ARCA DE NOÉ I

 

Vitor de Athayde Couto

 

– Eu vim da Bahia contar… – cantava o mico-leão-da-cara-dourada-da-mata-atlântica.

 

A assembleia dos bichos da Amazônia permanecia em silêncio. Mais atrás, os barés infiltrados filmavam o mico-leão, por determinação do Ministério do Desmatamento. O silêncio só foi quebrado quando Ching, um chimpanzé manauara, perguntou:

 

– Ô parente, tu que é meu primata, veio pra cá anunciar o quê? Quem te mandou de tão longe? Quem te pagou? Tu é anjo? Trouxe banana? Cocada preta?

 

Demonstrando seriedade e preocupação, o mico parou de cantar e anunciou:

 

– Quem me mandou aqui foi Mãe Divina de Oxóssi dos Ilhéus. Ela recebeu mensagem do orixá caçador, e de Ya-cy, protetora das plantas. O fim da Amazônia se aproxima. Bolas de fogo provocarão uma sucessão de incêndios incontroláveis que podem atingir até o Pantanal. Tá escrito no Apocalipse: quando a terça parte da floresta estiver queimando, o calor será tão forte que nenhum ser vivo será capaz de suportar. A roça de Mãe Divina já foi invadida, a mando dos zebuzeiros. Eles roubaram e drogaram o rebanho. O gado foi confinado nos templos para ser vacinado contra todas as vacinas. A matriz africana periga ser exterminada pela filial americana.

 

– E agora? E agora?!!! – gritaram todos.

 

– Muita paz. Serenidade. Confiança. Mãe Divina conhece e confia no irmão Ching. Ela mandou a gente se unir a ele no Hospício de São Boaventura.

 

– No hospício? – perguntou a assembleia, com surpresa.

 

– Sim. Lá, a Marinha Imperial instalou um arsenal, com suítes confortáveis em frente à praia da baía, e sinal de wifi. Só para os oficiais e suas famílias. Prontos para a guerra.

 

– Bah! Que guerra, tchê? – perguntou o ratão do banhado, descendente de farroupilhas.

 

– Ora… aquela guerra… contra o… o…

 

– Antônio Conselheiro?

 

– Não… não… a outra…

 

– Do Paraguai?

 

– Sim, isso mesmo! Obrigado, ratão. Já não me lembrava.
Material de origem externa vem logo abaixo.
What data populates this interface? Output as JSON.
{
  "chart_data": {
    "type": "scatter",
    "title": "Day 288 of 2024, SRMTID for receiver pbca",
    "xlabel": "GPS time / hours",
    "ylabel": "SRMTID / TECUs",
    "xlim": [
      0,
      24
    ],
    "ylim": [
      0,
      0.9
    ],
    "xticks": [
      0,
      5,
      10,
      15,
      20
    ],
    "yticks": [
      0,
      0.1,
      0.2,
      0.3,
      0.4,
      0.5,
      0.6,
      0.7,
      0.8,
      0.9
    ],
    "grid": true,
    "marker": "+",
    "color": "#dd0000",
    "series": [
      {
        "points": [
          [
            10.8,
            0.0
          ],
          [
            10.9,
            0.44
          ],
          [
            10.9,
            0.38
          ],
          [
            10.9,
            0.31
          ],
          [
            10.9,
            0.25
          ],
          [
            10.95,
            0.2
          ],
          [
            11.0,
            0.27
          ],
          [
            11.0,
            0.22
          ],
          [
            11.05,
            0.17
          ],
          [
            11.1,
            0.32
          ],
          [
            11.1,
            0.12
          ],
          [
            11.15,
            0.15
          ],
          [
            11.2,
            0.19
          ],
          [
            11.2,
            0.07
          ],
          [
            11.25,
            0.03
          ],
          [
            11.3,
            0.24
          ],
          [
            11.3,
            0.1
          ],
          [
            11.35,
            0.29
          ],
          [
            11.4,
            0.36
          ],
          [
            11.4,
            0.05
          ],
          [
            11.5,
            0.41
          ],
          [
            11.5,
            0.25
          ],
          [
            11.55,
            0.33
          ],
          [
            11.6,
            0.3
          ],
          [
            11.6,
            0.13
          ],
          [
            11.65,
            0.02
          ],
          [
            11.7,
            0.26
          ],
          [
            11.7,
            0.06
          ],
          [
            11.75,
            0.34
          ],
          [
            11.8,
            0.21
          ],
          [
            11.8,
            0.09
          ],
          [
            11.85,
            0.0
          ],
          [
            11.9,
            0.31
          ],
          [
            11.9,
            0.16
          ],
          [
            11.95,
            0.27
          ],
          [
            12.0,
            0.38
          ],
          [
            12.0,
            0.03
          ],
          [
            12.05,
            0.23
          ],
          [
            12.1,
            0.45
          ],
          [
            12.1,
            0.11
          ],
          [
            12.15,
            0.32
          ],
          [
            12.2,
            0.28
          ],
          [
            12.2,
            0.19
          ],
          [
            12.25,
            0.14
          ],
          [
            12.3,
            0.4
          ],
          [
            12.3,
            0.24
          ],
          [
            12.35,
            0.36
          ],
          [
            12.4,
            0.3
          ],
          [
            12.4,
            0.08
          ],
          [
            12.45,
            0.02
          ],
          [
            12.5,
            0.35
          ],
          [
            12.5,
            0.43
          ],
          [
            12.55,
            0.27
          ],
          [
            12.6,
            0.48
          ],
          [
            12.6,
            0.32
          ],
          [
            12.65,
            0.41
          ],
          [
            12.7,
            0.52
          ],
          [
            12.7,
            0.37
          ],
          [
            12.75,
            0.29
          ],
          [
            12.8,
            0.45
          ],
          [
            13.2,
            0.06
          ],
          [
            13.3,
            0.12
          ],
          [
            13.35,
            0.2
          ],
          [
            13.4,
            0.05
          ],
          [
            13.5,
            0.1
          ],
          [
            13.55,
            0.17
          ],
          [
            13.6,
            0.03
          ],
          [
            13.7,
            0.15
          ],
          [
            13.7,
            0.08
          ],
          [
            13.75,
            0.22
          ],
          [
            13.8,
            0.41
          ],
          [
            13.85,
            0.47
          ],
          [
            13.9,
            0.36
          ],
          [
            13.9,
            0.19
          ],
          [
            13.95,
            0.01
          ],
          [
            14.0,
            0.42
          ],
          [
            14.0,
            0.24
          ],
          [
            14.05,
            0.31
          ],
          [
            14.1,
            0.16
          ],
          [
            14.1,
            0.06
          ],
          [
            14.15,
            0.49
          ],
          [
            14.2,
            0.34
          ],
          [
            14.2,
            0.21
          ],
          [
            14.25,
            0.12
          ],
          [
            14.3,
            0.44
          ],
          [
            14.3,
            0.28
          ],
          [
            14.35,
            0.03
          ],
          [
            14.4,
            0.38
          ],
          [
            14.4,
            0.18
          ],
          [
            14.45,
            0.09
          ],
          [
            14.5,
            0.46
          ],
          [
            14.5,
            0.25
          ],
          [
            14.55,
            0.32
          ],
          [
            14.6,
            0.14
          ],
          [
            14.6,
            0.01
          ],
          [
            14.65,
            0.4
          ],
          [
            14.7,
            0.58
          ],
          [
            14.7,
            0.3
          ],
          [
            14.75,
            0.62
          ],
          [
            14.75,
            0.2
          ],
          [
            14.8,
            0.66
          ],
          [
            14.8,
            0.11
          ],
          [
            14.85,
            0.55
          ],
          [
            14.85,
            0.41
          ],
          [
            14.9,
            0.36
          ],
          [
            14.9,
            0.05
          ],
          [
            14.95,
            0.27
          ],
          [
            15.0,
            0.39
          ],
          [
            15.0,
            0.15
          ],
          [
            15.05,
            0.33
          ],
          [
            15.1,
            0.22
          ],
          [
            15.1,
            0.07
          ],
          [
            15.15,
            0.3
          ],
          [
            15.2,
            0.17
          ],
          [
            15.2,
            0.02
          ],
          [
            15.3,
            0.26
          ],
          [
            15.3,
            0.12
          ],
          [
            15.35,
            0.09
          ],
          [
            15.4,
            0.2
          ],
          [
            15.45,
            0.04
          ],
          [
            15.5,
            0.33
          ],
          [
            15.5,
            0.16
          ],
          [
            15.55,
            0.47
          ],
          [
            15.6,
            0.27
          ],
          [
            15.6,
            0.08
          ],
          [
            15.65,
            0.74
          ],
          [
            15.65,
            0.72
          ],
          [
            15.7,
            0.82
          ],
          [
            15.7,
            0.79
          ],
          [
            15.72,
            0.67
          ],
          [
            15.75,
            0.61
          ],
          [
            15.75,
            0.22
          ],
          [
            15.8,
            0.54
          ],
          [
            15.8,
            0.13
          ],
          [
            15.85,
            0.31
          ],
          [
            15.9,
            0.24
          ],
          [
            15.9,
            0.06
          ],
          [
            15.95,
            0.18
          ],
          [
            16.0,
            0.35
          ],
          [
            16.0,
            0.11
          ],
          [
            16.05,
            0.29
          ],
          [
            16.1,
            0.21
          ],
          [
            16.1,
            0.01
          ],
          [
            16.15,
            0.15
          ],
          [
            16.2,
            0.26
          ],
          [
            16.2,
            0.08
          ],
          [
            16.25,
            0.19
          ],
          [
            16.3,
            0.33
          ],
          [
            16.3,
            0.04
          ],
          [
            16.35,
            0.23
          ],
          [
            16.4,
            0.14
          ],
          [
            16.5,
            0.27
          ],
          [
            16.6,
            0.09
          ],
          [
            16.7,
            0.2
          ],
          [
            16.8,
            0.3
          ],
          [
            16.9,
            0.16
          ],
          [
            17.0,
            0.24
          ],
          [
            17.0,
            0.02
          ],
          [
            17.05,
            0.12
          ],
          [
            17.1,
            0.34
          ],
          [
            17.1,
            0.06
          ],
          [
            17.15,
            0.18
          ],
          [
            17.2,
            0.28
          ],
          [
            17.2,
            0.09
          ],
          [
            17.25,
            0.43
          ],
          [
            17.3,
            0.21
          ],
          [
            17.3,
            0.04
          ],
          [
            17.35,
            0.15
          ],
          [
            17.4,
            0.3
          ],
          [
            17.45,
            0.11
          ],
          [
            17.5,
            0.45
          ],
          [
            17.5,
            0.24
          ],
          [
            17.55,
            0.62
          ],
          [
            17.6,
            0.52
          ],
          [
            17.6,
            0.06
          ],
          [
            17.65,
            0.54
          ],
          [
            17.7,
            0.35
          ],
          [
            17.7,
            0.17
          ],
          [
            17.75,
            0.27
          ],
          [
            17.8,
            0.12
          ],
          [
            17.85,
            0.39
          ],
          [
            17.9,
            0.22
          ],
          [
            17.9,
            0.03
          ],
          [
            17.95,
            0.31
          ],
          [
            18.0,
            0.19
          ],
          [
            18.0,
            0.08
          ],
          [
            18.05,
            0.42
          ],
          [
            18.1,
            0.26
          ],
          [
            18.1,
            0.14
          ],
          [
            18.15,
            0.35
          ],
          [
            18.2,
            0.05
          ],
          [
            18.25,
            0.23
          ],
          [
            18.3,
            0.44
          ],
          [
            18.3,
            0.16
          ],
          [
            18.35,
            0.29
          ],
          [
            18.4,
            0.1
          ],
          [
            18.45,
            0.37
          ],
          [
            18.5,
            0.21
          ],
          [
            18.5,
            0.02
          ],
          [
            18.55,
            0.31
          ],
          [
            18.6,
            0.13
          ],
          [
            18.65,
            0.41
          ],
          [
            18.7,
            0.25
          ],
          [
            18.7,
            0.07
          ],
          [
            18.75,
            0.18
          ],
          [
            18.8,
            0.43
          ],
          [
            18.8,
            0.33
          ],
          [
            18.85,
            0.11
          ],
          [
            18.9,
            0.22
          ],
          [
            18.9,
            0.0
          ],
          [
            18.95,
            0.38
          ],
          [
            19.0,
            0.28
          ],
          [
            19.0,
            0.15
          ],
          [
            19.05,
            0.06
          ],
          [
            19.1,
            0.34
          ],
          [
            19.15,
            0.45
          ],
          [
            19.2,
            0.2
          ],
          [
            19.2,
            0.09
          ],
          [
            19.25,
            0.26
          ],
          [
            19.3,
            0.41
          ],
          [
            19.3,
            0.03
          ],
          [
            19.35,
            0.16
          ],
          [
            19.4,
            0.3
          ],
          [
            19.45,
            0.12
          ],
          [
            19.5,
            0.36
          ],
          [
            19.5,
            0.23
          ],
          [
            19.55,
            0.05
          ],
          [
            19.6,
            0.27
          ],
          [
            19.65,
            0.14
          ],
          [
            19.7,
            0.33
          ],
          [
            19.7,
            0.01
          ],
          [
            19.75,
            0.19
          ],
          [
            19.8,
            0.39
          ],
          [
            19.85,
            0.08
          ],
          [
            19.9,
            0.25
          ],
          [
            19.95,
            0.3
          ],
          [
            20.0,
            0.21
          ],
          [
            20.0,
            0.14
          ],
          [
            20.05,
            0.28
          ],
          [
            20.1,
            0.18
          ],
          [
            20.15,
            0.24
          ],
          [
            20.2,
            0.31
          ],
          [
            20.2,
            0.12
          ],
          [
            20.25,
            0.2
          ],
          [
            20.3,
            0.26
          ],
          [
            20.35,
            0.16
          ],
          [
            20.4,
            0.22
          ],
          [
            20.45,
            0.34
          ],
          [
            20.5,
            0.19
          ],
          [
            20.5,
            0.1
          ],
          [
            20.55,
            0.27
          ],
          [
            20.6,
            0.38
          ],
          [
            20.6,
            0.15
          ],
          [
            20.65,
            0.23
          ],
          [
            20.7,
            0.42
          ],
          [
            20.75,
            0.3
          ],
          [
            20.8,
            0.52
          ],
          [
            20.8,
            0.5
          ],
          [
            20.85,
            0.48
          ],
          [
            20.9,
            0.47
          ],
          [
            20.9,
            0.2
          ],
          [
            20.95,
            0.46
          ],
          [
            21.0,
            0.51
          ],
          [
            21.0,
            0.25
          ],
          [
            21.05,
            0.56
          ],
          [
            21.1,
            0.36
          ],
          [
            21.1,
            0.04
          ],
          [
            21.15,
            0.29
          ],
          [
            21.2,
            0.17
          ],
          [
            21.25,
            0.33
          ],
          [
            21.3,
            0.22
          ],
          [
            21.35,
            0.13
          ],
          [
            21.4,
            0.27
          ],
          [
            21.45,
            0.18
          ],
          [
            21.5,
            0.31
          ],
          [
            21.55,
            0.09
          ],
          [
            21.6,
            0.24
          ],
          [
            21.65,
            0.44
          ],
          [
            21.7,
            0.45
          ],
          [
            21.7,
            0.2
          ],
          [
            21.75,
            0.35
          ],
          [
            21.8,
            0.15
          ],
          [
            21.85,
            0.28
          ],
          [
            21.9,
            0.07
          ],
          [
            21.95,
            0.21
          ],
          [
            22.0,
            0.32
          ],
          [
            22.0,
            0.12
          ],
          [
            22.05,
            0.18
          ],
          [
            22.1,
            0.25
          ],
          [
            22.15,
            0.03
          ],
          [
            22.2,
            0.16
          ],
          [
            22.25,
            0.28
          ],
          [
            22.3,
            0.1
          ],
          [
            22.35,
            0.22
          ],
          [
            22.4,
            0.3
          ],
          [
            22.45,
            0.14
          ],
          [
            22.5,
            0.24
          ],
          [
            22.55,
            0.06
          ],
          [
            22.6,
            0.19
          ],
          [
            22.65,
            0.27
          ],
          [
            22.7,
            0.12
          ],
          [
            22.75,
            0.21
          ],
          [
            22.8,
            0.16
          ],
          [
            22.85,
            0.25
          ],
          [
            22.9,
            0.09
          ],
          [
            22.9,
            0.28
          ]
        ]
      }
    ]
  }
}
Vi isso no curso fundamental.

 

– Iaí? Vamos ter que invadir?

 

– Não precisa, os oficiais vão fugir primeiro, abandonar tudo. Eles sabem que não vão conseguir controlar o grande incêndio de outubro. Nós vamos só ocupar.

 

– E depois? Podemos morrer queimados dentro do hospício e…

 

– Não, não é bem assim. Confiem na Natureza. Isso é só briga de santo. Bilhões de mosquitos já se dirigem à capital econômica do império. Faz um século, o hospício virou Arsenal da Marinha. Agora, vai ser a nossa oficina. Mãe Divina mandou construir uma arca bem grande que flutuará no rio largo durante 40 dias e 40 noites. Sobre as águas, longe das margens, todos que embarcarem estarão a salvo do incêndio. Levem redes, iscas, anzóis e abasteçam os porões com toda a mandioca desidratada que puderem carregar. Quando a maré baixa, a água do rio fica doce. Levem cabaças, pesos e cordas de cipó para puxar água. Ao fim dos 40 dias, esperem mais 150, até subirem as águas de março, que apagarão os “raios de abril”, e outras “causas naturais”, que “explicam” os focos de incêndio, segundo o serviço de “inteligência” (sic) do governo.

 

Os barés protestaram:

 

– Não vamos cooperar porque agora não há mais o que Temer – disseram.

 

Sempre se achando, os barés acreditam que, no Arsenal da Marinha, os oficiais guardam um grande estoque de glifosato e arminhas que protegerão os humanos do grande incêndio de outubro que vem por aí. Sem mais diálogo, abandonaram a assembleia.